Passa um carro. Passa um sorriso.
Passa um sonho ruínas de tão antigo.
Se não os temos, nada somos.
A cidade tem os cabelos
fatigados de fuligem
e um coração que não parece
ser, um coração que zomba.
A culpa é dela.

16 de janeiro de 2018

Passarinho

Azul um passarinho me disse
cansadinho e meio triste
"ah se eu pudesse não ter pouso!
ah se no voo houvesse um ninho
sem galho, orvalho de colocar
minhas asas dormindo no ar!"

Azul eu lhe respondi
também triste e cansadinho
"ah meu passarinho! você
não tem do que reclamar!
quem me dera um teto mínimo
mesmo no galho já caindo
mesmo rente ao vendaval!
tenho que pagar aluguel
alma entregue num papel
e não tenho como pagar!"

Azul a gente viu a tarde
ficar azul mais tarde
ele de dó então cantou
para que eu após chorasse
e eu chorei azul de dor
como quem choraria
mesmo se ele não cantasse

12 de janeiro de 2018

Lavrador

Você vai morrer.

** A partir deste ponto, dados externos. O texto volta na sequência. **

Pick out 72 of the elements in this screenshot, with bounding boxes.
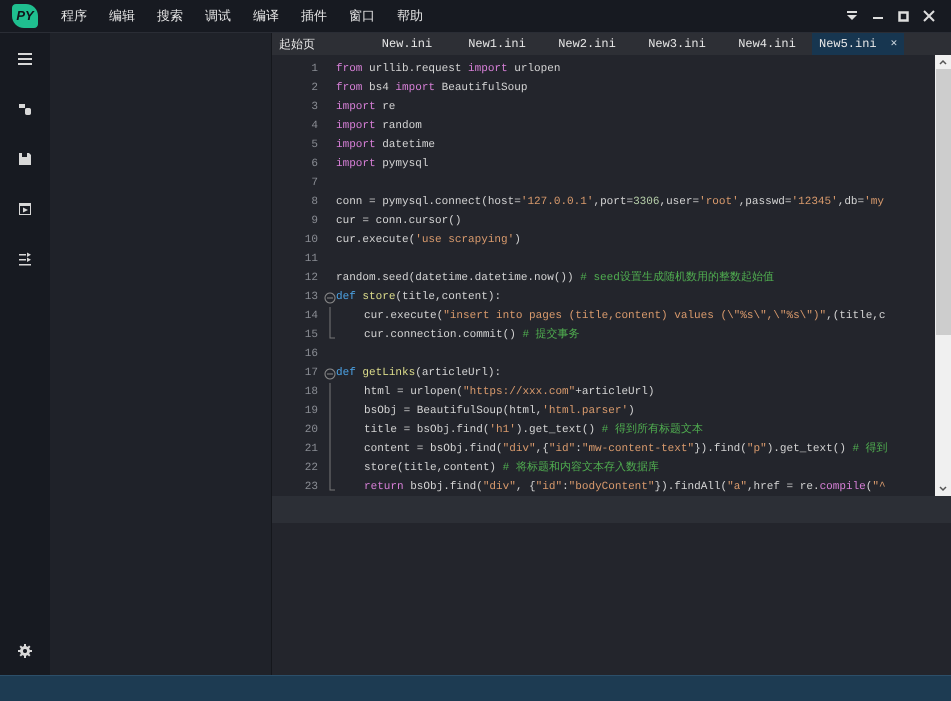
line-number: 6 (310, 157, 319, 172)
line-number: 9 (310, 214, 319, 229)
list-arrow-icon[interactable] (17, 251, 33, 267)
menu-item[interactable]: 调试 (194, 6, 242, 26)
editor-tab[interactable]: New3.ini (632, 33, 722, 55)
line-number: 17 (304, 366, 319, 381)
line-number: 12 (304, 271, 319, 286)
menu-item[interactable]: 插件 (290, 6, 338, 26)
video-play-icon[interactable] (17, 201, 33, 217)
settings-icon[interactable] (17, 643, 33, 659)
line-number: 1 (310, 62, 319, 77)
line-number: 16 (304, 347, 319, 362)
line-number: 11 (304, 252, 319, 267)
code-line: import re (336, 100, 396, 115)
maximize-icon[interactable] (898, 10, 909, 22)
scrollbar[interactable] (935, 55, 951, 496)
line-number: 23 (304, 480, 319, 495)
code-line: import pymysql (336, 157, 428, 172)
scroll-thumb[interactable] (936, 69, 950, 335)
code-line: cur.connection.commit() # 提交事务 (363, 326, 580, 343)
editor-tab[interactable]: New4.ini (722, 33, 812, 55)
line-number: 3 (310, 100, 319, 115)
code-line: content = bsObj.find("div",{"id":"mw-content-text"}).find("p").get_text() # 得到 (363, 441, 888, 457)
line-number: 2 (310, 81, 319, 96)
close-icon[interactable] (923, 10, 935, 22)
editor-tab[interactable]: New5.ini ✕ (812, 33, 904, 55)
close-tab-button[interactable]: ✕ (890, 36, 898, 52)
code-line: import datetime (336, 138, 436, 153)
line-number: 4 (310, 119, 319, 134)
dropdown-icon[interactable] (846, 11, 858, 21)
line-number: 22 (304, 461, 319, 476)
line-number: 19 (304, 404, 319, 419)
editor-tab[interactable]: 起始页 (272, 33, 362, 55)
app-logo: PY (12, 4, 38, 28)
code-line: def getLinks(articleUrl): (336, 366, 502, 381)
line-number: 15 (304, 328, 319, 343)
editor-tab[interactable]: New.ini (362, 33, 452, 55)
code-line: bsObj = BeautifulSoup(html,'html.parser') (363, 404, 635, 419)
code-line: conn = pymysql.connect(host='127.0.0.1',port=3306,user='root',passwd='12345',db='my (336, 195, 884, 210)
code-line: from bs4 import BeautifulSoup (336, 81, 528, 96)
code-line: cur.execute('use scrapying') (336, 233, 521, 248)
menu-item[interactable]: 帮助 (386, 6, 434, 26)
line-number: 18 (304, 385, 319, 400)
code-line: store(title,content) # 将标题和内容文本存入数据库 (363, 460, 659, 476)
line-number: 21 (304, 442, 319, 457)
line-number: 5 (310, 138, 319, 153)
code-line: return bsObj.find("div", {"id":"bodyContent"}).findAll("a",href = re.compile("^ (363, 480, 886, 495)
menu-item[interactable]: 编译 (242, 6, 290, 26)
code-line: def store(title,content): (336, 290, 502, 305)
code-line: cur = conn.cursor() (336, 214, 462, 229)
menu-item[interactable]: 窗口 (338, 6, 386, 26)
fold-toggle-icon[interactable] (324, 292, 336, 304)
line-number: 13 (304, 290, 319, 305)
code-line: cur.execute("insert into pages (title,content) values (\"%s\",\"%s\")",(title,c (363, 309, 886, 324)
editor-tab[interactable]: New2.ini (542, 33, 632, 55)
line-number: 10 (304, 233, 319, 248)
code-line: title = bsObj.find('h1').get_text() # 得到所有标题文本 (363, 422, 703, 438)
menu-item[interactable]: 程序 (50, 6, 98, 26)
save-icon[interactable] (17, 151, 33, 167)
line-number: 7 (310, 176, 319, 191)
line-number: 14 (304, 309, 319, 324)
line-number: 20 (304, 423, 319, 438)
line-number: 8 (310, 195, 319, 210)
menu-item[interactable]: 搜索 (146, 6, 194, 26)
menu-icon[interactable] (17, 51, 33, 67)
editor-tab[interactable]: New1.ini (452, 33, 542, 55)
fold-toggle-icon[interactable] (324, 368, 336, 380)
code-line: html = urlopen("https://xxx.com"+articleUrl) (363, 385, 654, 400)
code-line: random.seed(datetime.datetime.now()) # seed设置生成随机数用的整数起始值 (336, 270, 774, 286)
code-line: from urllib.request import urlopen (336, 62, 560, 77)
code-line: import random (336, 119, 422, 134)
menu-item[interactable]: 编辑 (98, 6, 146, 26)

E os reis vão morrer.
Morrerão as leis, morrerá quem já morreu.
Os miseráveis também, e entre eles
eu. Porém, de nós, quem já é íntimo
do chão? Quem lavra com suor
a terra promissora de pão?
Todo homem sem calos
toda mulher sem dedos ásperos
está mais distante desse pó que é pia
batismal onde me banho e purifico
longe desse resquício marceneiro
crístico e longe desse brilho.
Das quinas, então, desses calos santos
sedimentos eu te canto: quando
for a minha hora
ao menos eu mesmo
terei cavado minha própria cova.

Sua Majestade o Bebê

"Doença, morte, renúncia à fruição, restrição da própria vontade não devem vigorar para a criança, tanto as leis da natureza como as da sociedade serão revogadas para ela, que novamente será centro e âmago da Criação. His Majesty the Baby, como um dia pensamos de nós mesmos." - Freud, em Introdução ao Narcisismo

Pequeno construto de grandes expectativas
condensação de adultos fracassos que expande
a ilusão. Será rei? Será um deslumbre ínsito?
Será rainha? Deflorará nativas? Vosso choro
vem do recinto mítico que nos é passado.
Vosso riso nos faz comer esperança
como antes comíamos pão. Heróis que não
nos tornamos, nele sublinhamos
como antes em nós
por nossos pais seríamos grandes.
Pequeno projeto, vos construímos, pequeno
e fino
primeiro alicerce para seu próprio suicídio.

8 de janeiro de 2018

Mamom

"Ninguém pode servir a dois senhores; porque ou há de odiar um e amar o outro, ou se dedicará a um e desprezará o outro. Não podeis servir a Deus e a Mamom." - Mateus 6:24

Quando eu grito, vossas famílias ao longe
se dissolvem ao meu encontro.
Enquanto eu falo, todos os demais
se calam. Quem sou? Quem
sou? Eu sou a razão do fogo em vosso olhar
sou verde vosso verdadeiro amor.
Os homens rastejam atrás da paz?
Pensam descomunais no conforto do amor?
Atrás de mim, é que rastejam.
É só em mim, que vocês pensam.
Será por que brilho? Por que douro?
Por que sois ásperos insetos sem luz
com a face a bater contra a lâmpada?
Quando eu sussurro, vosso ouvidos dilatam
vórtices ao redor para me ouvir melhor.
Quando eu cuspo, lançam-se
buscando apanhar no ar
minha seiva com a língua.
Quem sou? Imperador de todas
as almas, eu sou, eis
meu século! Quem sou? Não
reconhecem a face de vosso senhor?

5 de janeiro de 2018

A Saudade

para Michele Marcial

Um sol que não esquenta cresce ao longo das serras
e é a planície do coração sensível que se encolhe
é uma perversidade ante a gélida distância
uma mudez que avança é a falta
diante do dia que já não fogueia
são armaduras reluzindo cavaleiros
que há muito não as habitam em glória
são frutos prometendo gomos em sumo
podres na ausência de sementes férteis
o mal sal sobre a terra do lar se estende
onde ondas de frio sob órbitas longínquas
mineram o vazio que se enche é a falta
de quem aqui está sem estar
é o canto gregoriano é a lua minguando
de quem aqui está sem estar
porém
então
ela
diz
eu te amo
ah
relâmpagos de sonho
poderei assim sobreviver ao sol herético!